Following the crash of the market for auction rate securities in early 2008, regulators as well as private litigants brought a series of suits against the brokerage houses which sold the securities. Typically the suits claimed that sells had misrepresented the risks in the market claiming, for example, that the securities were “the same as a money market fund” without describing the risks or telling investors that in the fall of 2007 cracks began to appear in the markets as they spiraled to a crash. The SEC and the NY AG settled a series of enforcement actions tied to the sale of these markets.

In litigation regulators and private plaintiffs have not been as successful. The SEC lost an ARS case against Morgan Keegan & Co. on summary judgment. SEC v. Morgan Keegan & Co., Inc., Civil Action No. 1:09-cv-1965 (N.D. Ga. Opinion dated June 28, 2011)(here). The New York AG lost an action against Charles Schwab & Co. on a motion to dismiss. The People of the State of New York v. Charles Schwab & Co., Index No. 453388/2209 (N.Y. Sup. Ct.)(here). Private plaintiffs such as Ashland, Inc. also failed. could not sustain claims centered on the ARS market. Ashland, Inc. v. Oppenheimer & Co., No. 10-5305 (6th Cir. July 28, 2011)(here)(affirming dismissal but describing narrow class of cases that have been successful).
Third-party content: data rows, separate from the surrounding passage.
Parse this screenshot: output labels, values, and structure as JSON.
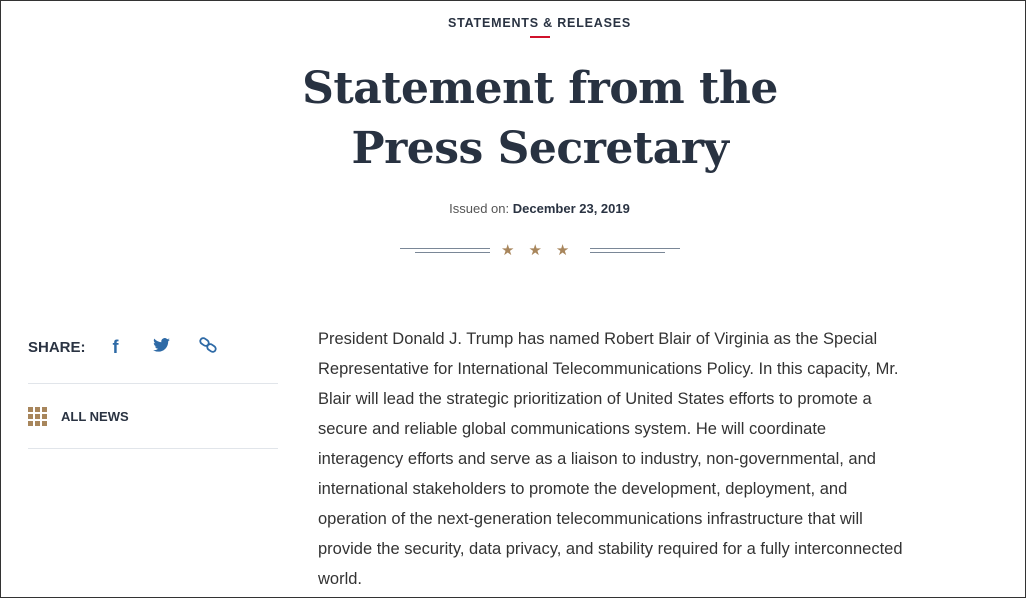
{
  "eyebrow": "STATEMENTS & RELEASES",
  "title": "Statement from the Press Secretary",
  "issued": {
    "label": "Issued on:",
    "date": "December 23, 2019"
  },
  "stars": "★★★",
  "sidebar": {
    "share_label": "SHARE:",
    "share_icons": [
      "facebook-icon",
      "twitter-icon",
      "link-icon"
    ],
    "all_news": "ALL NEWS"
  },
  "body_lines": [
    "President Donald J. Trump has named Robert Blair of Virginia as the Special",
    "Representative for International Telecommunications Policy.  In this capacity, Mr.",
    "Blair will lead the strategic prioritization of United States efforts to promote a",
    "secure and reliable global communications system.  He will coordinate",
    "interagency efforts and serve as a liaison to industry, non-governmental, and",
    "international stakeholders to promote the development, deployment, and",
    "operation of the next-generation telecommunications infrastructure that will",
    "provide the security, data privacy, and stability required for a fully interconnected",
    "world."
  ],
  "colors": {
    "accent_red": "#d0112b",
    "gold": "#a8865c",
    "link_blue": "#2e6aa6",
    "text_dark": "#283241"
  }
}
Even when private plaintiffs are backed by the SEC, as in Wilson v. Merrill Lynch & Co., No. 10-1528 (2nd Cir. Decided Nov. 14, 2011), the claims have not been sustained. In that case Colin Wilson brought a class action against Merrill Lynch for those who purchased auction rate securities between March 25, 2003 and February 13, 2008. The complaint centered on allegations of market manipulation rather than nondisclosures. Plaintiffs claimed that Merrill manipulated the clearing rates — the rate set at the periodic auctions –through its supporting bids which sent a false signal to the market about the price and liquidity of the securities. As the markets began to deteriorate in the summer of 2007 Merrill prevented auction failure with its bids. By the fall however the broker began withdrawing its support from some auctions. On February 13, 2008 Merrill and all other major dealers withdrew from the ARS markets which subsequently collapsed. Prior to that time Merrill had described the markets as safe and liquid, according to the complaint.

The district court dismissed the case. That court concluded that the disclosures Merrill made regarding the markets were adequate, although Mr. Wilson purchased his securities on-line. On appeal the Second Circuit requested the views of the SEC. The agency filed a letter brief supporting reversal of the district court’s decision (here). The Circuit Court affirmed the ruling of dismissal.

Plaintiffs told the Second Circuit that Merrill’s disclosures were false and misleading because they stated that the firm may routinely submit support for individual auctions when, in fact, the broker supported every auction. In addition, the firm knew that there was insufficient investor demand and that the bids were submitted to create a false impression of demand.

The Second Circuit found there was no dispute that Merrill disclosed it routinely placed orders in the market for several purposes including too prevent auction failure. Those disclosures also stated that “the fact that an auction clears successfully does not mean that an investment in the securities involves no significant liquidity or credit risk . . “ While plaintiffs argue that in reality Merrill had a policy of placing support bids in every auction to prevent failure, the complaint is inconsistent in the view of the Second Circuit. Some allegations in the complaint support plaintiffs’ contention. Others are much more limited and qualified. These inconsistencies on this central point are critical and undercut plaintiffs’ arguments on appeal.

While plaintiffs’ also claim that Merrill knew the market was “unsustainable,” that knowledge post dates the purchase by Mr. Wilson. When read together, the allegations of the complaint “do not support the inference that Merrill knew, at the time of Wilson’s purchase, that the ARS market was certain to fail in the absence of intervention.” (emphasis original).

The fact that the SEC supported plaintiffs claims did not persuade the Circuit Court to reverse the dismissal. The Commission presented two key legal propositions. First, in some circumstances disclosure can prevent a false signal from being sent to the market, thereby undercutting a market manipulation claim. Second, disclosure of a potential risk is insufficient when in fact the risk is much greater and/or is a known certainty. The Court agreed with each point. Nevertheless, it did not agree with the Commission’s conclusions. While the parties disputed the amount of deference that should be given to the views of the agency, the Second Circuit held that “we are unable to agree with the SEC’s application of the legal principles governing Merrill’s disclosures even under the generous standard of deference that Wilson urges . .. we find the complaint to be inconsistent as to how Merrill placed support bids . .. and view other allegations of the complaint as incompatible with the notions that every auction would fail in the absence of Merrill’s intervention or that Merrill knew by July 2007 that the ARS market was unsustainable.”